By Rajendra Jadhav and Rahul Paswan
(Reuters) – India’s gold demand improved in the second half of this week but remained lower than normal as prices retreated from all-time-high levels, while traders continued to offer discounts in China as activity remained lacklustre.
“Demand has started to trickle in as prices come down, but many buyers remain on the sidelines,” said a jeweller based in Ahmedabad, India.
Domestic gold prices were trading around 84,750 rupees per 10 grams on Friday after hitting a record high of 86,592 rupees last week.

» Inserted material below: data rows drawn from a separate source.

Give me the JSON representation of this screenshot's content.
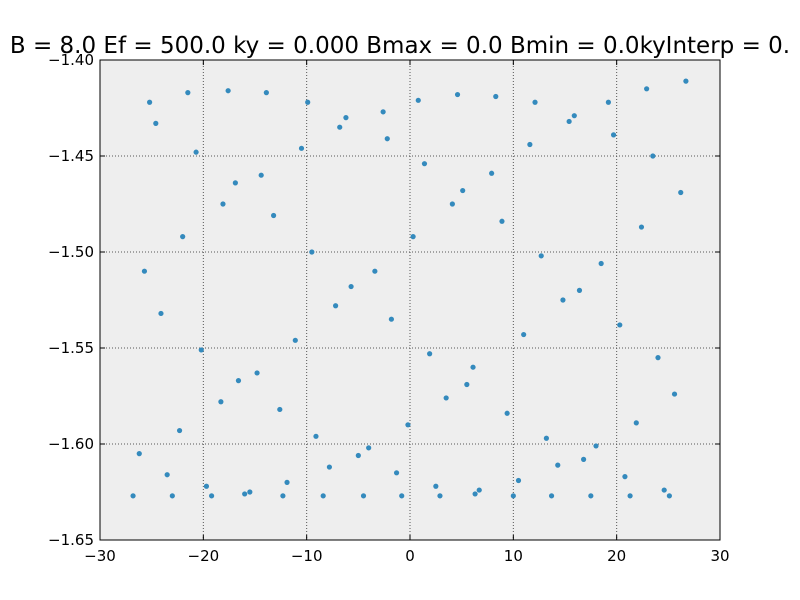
{
  "chart_data": {
    "type": "scatter",
    "title": "B = 8.0 Ef = 500.0 ky = 0.000 Bmax = 0.0 Bmin = 0.0kyInterp = 0.",
    "xlabel": "",
    "ylabel": "",
    "xlim": [
      -30,
      30
    ],
    "ylim": [
      -1.65,
      -1.4
    ],
    "xticks": [
      "−30",
      "−20",
      "−10",
      "0",
      "10",
      "20",
      "30"
    ],
    "xtick_values": [
      -30,
      -20,
      -10,
      0,
      10,
      20,
      30
    ],
    "yticks": [
      "−1.65",
      "−1.60",
      "−1.55",
      "−1.50",
      "−1.45",
      "−1.40"
    ],
    "ytick_values": [
      -1.65,
      -1.6,
      -1.55,
      -1.5,
      -1.45,
      -1.4
    ],
    "grid": true,
    "legend": "none",
    "colors": {
      "point": "#348ABD",
      "background": "#EEEEEE",
      "grid": "#555555"
    },
    "x": [
      -25.2,
      -21.5,
      -17.6,
      -13.9,
      -9.9,
      -6.2,
      -2.6,
      0.8,
      4.6,
      8.3,
      12.1,
      15.9,
      19.2,
      22.9,
      26.7,
      -24.6,
      -6.8,
      -2.2,
      11.6,
      15.4,
      19.7,
      -20.7,
      -10.5,
      1.4,
      23.5,
      -16.9,
      -14.4,
      7.9,
      5.1,
      -18.1,
      4.1,
      26.2,
      -13.2,
      8.9,
      -22.0,
      0.3,
      22.4,
      -9.5,
      12.7,
      18.5,
      -25.7,
      -3.4,
      -5.7,
      16.4,
      -7.2,
      14.8,
      -24.1,
      -1.8,
      20.3,
      11.0,
      -11.1,
      -20.2,
      1.9,
      24.0,
      -16.6,
      6.1,
      -14.8,
      5.5,
      25.6,
      -18.3,
      3.5,
      -12.6,
      9.4,
      21.9,
      -9.1,
      13.2,
      18.0,
      -22.3,
      -4.0,
      -0.2,
      -26.2,
      -7.8,
      -5.0,
      16.8,
      -23.5,
      14.3,
      -1.3,
      2.5,
      -19.7,
      6.7,
      24.6,
      -11.9,
      10.5,
      20.8,
      -15.5,
      -26.8,
      -23.0,
      -19.2,
      -16.0,
      -12.3,
      -8.4,
      -4.5,
      -0.8,
      2.9,
      6.3,
      10.0,
      13.7,
      17.5,
      21.3,
      25.1
    ],
    "y": [
      -1.422,
      -1.417,
      -1.416,
      -1.417,
      -1.422,
      -1.43,
      -1.427,
      -1.421,
      -1.418,
      -1.419,
      -1.422,
      -1.429,
      -1.422,
      -1.415,
      -1.411,
      -1.433,
      -1.435,
      -1.441,
      -1.444,
      -1.432,
      -1.439,
      -1.448,
      -1.446,
      -1.454,
      -1.45,
      -1.464,
      -1.46,
      -1.459,
      -1.468,
      -1.475,
      -1.475,
      -1.469,
      -1.481,
      -1.484,
      -1.492,
      -1.492,
      -1.487,
      -1.5,
      -1.502,
      -1.506,
      -1.51,
      -1.51,
      -1.518,
      -1.52,
      -1.528,
      -1.525,
      -1.532,
      -1.535,
      -1.538,
      -1.543,
      -1.546,
      -1.551,
      -1.553,
      -1.555,
      -1.567,
      -1.56,
      -1.563,
      -1.569,
      -1.574,
      -1.578,
      -1.576,
      -1.582,
      -1.584,
      -1.589,
      -1.596,
      -1.597,
      -1.601,
      -1.593,
      -1.602,
      -1.59,
      -1.605,
      -1.612,
      -1.606,
      -1.608,
      -1.616,
      -1.611,
      -1.615,
      -1.622,
      -1.622,
      -1.624,
      -1.624,
      -1.62,
      -1.619,
      -1.617,
      -1.625,
      -1.627,
      -1.627,
      -1.627,
      -1.626,
      -1.627,
      -1.627,
      -1.627,
      -1.627,
      -1.627,
      -1.626,
      -1.627,
      -1.627,
      -1.627,
      -1.627,
      -1.627
    ]
  }
}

Indian dealers this week offered a discount of $12-$27 an ounce over official domestic prices, inclusive of 6% import and 3% sales levies, down from the last week’s discount of $35.
“Supplies are tightening as there were hardly any imports by banks this month. Discounts are decreasing,” said a Mumbai-based dealer with a bullion importing bank.
India’s gold imports are set to tumble 85% in February from year ago levels to their lowest in 20 years.
In top consumer China, gold traded on par to a $3 discount over spot prices.
Meanwhile, China’s total gold imports via Hong Kong in January fell 44.8% m/m, its lowest since April 2022, while data suggested a reversal in flow of net gold imports, moving from China to Hong Kong.
“There is virtually risk free profit in shipping bars to CME registered vaults in New York just now and this is draining physical liquidity from other markets,” independent analyst Ross Norman said.
In Singapore, gold traded anywhere between a $0.50 discount and a $3 premium, a dealer said. Dealers in Hong Kong offered gold between a discount of $1.8 and a premium of $2.3 per ounce.
In Japan, bullion was sold between a discount of $6 and a premium of $1.5.
Sales volume is larger than buybacks, as people are waiting for prices to dip before making purchases, a Tokyo-based trader said.